An example of this at the personal level is those who don’t balance their checkbooks because they know they won’t like the result. Ignorance is bliss. But at least we can point the finger of blame at the guy in the mirror. Not so when the books are scrambled to disguise reality.
What is your answer to these two questions?
- How much do you make in a year?
- How much do you make in a pay period?
If you’re normal, you probably answered the first question in terms of your base salary, and your second in take-home dollars. There’s a disconnect. You ought to be able to divide X by either 24, 26, or 12 and come up with Y. But you don’t, because you’ve been conditioned by payroll deduction and withholding taxes to never consider that money “yours” to begin with.
This is what we call a “cognitive dissonance.” One part of your brain acknowledges a fact while the other denies the logic conclusion that results. I “know” that’s my money, but since I never get to spend it or see it, it isn’t really.
Other Peoples’ Money
When Congressmen run for re-election, they like to tout all the Federal dollars they brought home for local improvements. Everyone likes smooth roads, and new parks, and museums, and money to expand the community centers where the senior citizens go to dance. That’s admirable, but it’s deceptive. It was our money, we just never thought about it that way because we used convenient accounting to block it from our memory.
The net result is we feel happy because projects get built and we didn’t have to pay for them. Since no one is apparently attached to those individual dollars as producers, we don’t have the traction to claim ownership. Yet every one of those dollars came from someone who may have had a nobler purpose for them.

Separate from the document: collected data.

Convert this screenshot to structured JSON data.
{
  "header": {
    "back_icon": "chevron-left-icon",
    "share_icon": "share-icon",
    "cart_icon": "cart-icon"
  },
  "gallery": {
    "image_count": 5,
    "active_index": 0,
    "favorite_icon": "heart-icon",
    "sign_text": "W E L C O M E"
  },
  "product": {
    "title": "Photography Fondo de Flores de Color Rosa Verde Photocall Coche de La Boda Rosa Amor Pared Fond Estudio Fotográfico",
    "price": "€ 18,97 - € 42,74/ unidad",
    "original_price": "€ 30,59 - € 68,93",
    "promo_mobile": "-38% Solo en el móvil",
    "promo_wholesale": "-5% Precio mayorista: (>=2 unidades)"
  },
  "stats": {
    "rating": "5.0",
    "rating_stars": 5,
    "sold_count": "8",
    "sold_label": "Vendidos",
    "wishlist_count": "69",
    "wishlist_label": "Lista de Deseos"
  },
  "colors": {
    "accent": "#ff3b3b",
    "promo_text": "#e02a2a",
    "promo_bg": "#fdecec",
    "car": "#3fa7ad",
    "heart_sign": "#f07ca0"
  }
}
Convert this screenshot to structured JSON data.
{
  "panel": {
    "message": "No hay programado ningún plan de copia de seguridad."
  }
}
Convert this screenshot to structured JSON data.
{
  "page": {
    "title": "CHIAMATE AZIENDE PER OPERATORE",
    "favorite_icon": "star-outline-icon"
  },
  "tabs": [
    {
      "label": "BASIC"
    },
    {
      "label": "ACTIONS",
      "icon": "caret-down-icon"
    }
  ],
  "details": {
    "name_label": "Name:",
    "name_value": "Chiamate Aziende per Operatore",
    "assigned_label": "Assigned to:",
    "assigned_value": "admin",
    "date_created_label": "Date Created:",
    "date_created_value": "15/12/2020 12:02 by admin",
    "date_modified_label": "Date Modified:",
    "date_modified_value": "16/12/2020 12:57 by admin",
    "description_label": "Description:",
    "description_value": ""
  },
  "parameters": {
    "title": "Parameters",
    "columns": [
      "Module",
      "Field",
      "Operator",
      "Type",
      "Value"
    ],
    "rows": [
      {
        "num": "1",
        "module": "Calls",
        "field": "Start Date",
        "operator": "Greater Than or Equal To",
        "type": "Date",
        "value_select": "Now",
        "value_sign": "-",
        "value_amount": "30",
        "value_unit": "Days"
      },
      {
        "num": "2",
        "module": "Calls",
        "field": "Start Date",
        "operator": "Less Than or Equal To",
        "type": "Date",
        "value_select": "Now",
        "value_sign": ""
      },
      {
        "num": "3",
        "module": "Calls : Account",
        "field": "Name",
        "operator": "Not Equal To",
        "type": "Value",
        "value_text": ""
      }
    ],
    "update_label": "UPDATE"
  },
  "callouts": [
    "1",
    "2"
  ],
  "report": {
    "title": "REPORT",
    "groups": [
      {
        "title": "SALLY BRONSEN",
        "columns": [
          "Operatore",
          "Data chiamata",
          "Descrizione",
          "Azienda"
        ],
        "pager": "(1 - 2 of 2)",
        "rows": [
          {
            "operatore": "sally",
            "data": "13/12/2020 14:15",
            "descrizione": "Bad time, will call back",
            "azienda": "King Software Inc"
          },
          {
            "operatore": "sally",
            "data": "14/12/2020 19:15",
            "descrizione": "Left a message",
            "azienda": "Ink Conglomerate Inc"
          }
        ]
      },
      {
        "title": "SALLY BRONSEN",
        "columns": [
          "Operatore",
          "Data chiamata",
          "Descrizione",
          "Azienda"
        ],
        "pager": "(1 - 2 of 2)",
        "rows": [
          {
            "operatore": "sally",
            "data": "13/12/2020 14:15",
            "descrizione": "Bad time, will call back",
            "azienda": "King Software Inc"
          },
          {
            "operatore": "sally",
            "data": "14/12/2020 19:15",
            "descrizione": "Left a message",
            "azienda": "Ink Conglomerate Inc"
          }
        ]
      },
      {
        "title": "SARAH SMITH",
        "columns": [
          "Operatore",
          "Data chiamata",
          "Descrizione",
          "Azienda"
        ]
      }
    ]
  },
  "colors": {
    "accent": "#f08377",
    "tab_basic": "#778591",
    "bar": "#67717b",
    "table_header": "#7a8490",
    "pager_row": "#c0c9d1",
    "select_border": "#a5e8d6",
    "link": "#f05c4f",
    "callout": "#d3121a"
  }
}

It’s so easy to spend Other Peoples’ Money, because there is a seemingly limitless supply of it. The hidden evil is that you never really spend Other Peoples’ Money as responsibly as you do your own.
Health and Wealth
There’s on other area we obscure the truth on our paystubs. It’s on that line for health insurance. For those that have some sort of employer-negotiated plan, there’s a significant expense that goes into adding that benefit. Again, we never see it. We just blindly assume that it’s the best deal we could get, and don’t consider what we might have done with the same money in our pockets. Also, we ignore that money when calculating what a new hire will cost the company (unless you’re in management, and actually do the budgets, but even some of those are obscured or added in later en masse by accounting.)
If you think all of the above make taxation and government more convenient, you’re absolutely right. If you think they are worthy ideas and make for acceptable accounting, then please do the following:
The next time you go to a restaurant, tell the server up front to decide what percentage your tip ought to be. Tell him to add that tip onto your credit card receipt, but only give you a slip showing the pre-tip amount. Then order a dessert from a very limited menu with that has no prices listed. Pick the one that sounds the best, tell the server to only put the part to the right of the decimal to your visible tab, and never consider for a moment that you’d have been just as happy with an ice cream cone outside for a fraction of the cost.
Sometimes, the best transparency we can provide is to remove the blinders from our own eyes.